Attempting to thwart the aspirations of populists and their supporters is only ever a vindication of their core belief: that the democratic system that was constructed to empower the average person is now intentionally shutting them out.

These indictments are doing this again. One of the transformative effects of populism on democracy is that it makes the leader of the populist movement completely synonymous with the movement, and so any attacks on the leader are perceived as attacks on the people they represent. In this instance, the expectation baked into the presumptions of liberal democracy – that voters will abandon leaders who break the law – are reversed, and rather than condemning that leader, their supporters will condemn the accusations, or even condemn the law itself. We are seeing this with Trump, as his supporters ‘condemn January 6 charges‘, and we saw the same with Brexit, when judges were branded ‘enemies of the people‘.

If the establishment in America is not careful, it will create the conditions for its own defeat, once again.

The medicine is bitter, but would it save the patient?

Yet this brings us to a slightly different question: would the establishment benefit from being beaten by Trump? Trump’s popularity is a paradox, as above, but even inside his own party he is not well-liked – even by his supporters. In fact, one of the most important constituencies for Trump – white women – hated him personally, calling him a ‘narcissist’, ‘bully’, ‘racist’, ‘unprofessional’, ‘embarrassing’, and so on. So why did 55% vote for him? 

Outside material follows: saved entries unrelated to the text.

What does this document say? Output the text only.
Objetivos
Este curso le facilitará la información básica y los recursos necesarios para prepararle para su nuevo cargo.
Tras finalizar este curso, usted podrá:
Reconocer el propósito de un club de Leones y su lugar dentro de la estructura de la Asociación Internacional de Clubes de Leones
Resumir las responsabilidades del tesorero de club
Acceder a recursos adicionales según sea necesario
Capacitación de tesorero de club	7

Sarah Longwell’s answer was that ‘political enemies’ were perceived to pose more of a threat to America than Trump: “their real contempt was reserved for Democrats and ‘the media’, whom they viewed as unnecessarily adversarial to Trump”. Even now, ‘22% of GOP voters believe Trump committed a ‘serious federal crime’ but are still prepared to vote for him.

The figure of Trump has haunted the Democrats for the last seven years, but a spectre of Trump might be worse. The continual attempts to either bring Trump to justice or to persecute an innocent man (your viewpoint very much depending) has the effect of martyrising Trump, and in many ways a post-Trump MAGA might be even more of a threat to the Democrats. Vindicating the fears of the populist right in America – that their political system systematically excludes their chosen champions, rightly or wrongly – might have the effect of concretising a movement that is usually tied so strongly to its leaders.

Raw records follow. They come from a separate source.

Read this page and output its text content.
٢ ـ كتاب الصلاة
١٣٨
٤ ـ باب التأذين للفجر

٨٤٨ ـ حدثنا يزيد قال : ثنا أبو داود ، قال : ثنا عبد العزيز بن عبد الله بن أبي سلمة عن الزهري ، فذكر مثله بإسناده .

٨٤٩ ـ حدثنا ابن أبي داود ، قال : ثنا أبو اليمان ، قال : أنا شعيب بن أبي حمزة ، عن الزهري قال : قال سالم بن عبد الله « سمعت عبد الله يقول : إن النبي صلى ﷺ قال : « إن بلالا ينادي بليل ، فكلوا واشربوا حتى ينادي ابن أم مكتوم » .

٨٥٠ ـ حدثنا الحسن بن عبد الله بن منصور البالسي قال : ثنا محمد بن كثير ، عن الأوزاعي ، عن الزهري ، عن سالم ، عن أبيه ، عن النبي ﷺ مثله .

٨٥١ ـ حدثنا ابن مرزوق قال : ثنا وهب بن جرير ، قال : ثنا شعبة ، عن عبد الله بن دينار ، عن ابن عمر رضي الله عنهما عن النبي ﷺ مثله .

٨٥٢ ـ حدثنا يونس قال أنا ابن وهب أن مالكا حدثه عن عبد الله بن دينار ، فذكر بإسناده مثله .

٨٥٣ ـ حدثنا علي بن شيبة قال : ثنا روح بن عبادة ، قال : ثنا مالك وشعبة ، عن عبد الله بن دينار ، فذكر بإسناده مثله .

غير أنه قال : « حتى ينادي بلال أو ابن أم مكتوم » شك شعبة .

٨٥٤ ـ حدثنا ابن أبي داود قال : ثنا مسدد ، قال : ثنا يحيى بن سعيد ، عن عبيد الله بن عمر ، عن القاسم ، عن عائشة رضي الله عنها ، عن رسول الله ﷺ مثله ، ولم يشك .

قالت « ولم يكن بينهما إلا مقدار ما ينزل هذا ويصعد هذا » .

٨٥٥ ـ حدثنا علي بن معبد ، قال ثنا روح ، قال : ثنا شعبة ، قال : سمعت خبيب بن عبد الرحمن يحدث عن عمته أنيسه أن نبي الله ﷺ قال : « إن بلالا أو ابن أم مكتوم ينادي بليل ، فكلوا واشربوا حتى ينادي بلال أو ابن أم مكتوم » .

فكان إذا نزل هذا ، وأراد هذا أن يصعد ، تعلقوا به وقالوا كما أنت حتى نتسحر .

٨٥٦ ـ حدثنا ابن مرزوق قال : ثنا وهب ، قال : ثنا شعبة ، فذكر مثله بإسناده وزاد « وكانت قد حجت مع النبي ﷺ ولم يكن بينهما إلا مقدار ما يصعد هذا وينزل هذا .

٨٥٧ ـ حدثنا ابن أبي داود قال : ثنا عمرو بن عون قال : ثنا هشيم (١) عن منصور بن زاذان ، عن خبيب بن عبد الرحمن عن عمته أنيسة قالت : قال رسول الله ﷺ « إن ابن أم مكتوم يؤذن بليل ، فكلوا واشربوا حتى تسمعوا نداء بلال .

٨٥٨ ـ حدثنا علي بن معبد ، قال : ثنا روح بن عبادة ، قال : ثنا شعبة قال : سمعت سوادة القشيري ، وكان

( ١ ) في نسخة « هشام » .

The establishment in America finds itself at a difficult crossroads. One path might lead to a Trump White House again, but the eventual dissipation of the energy that carried him there; the other might involve removing Trump’s route to the Presidency altogether, but further anger the voter base that wants him there. In the same vein as our Director of Strategic Development wrote recently, the hard choice for the Democrats might be to fight Trump fairly – and risk losing in the short term, for a victory in the long term.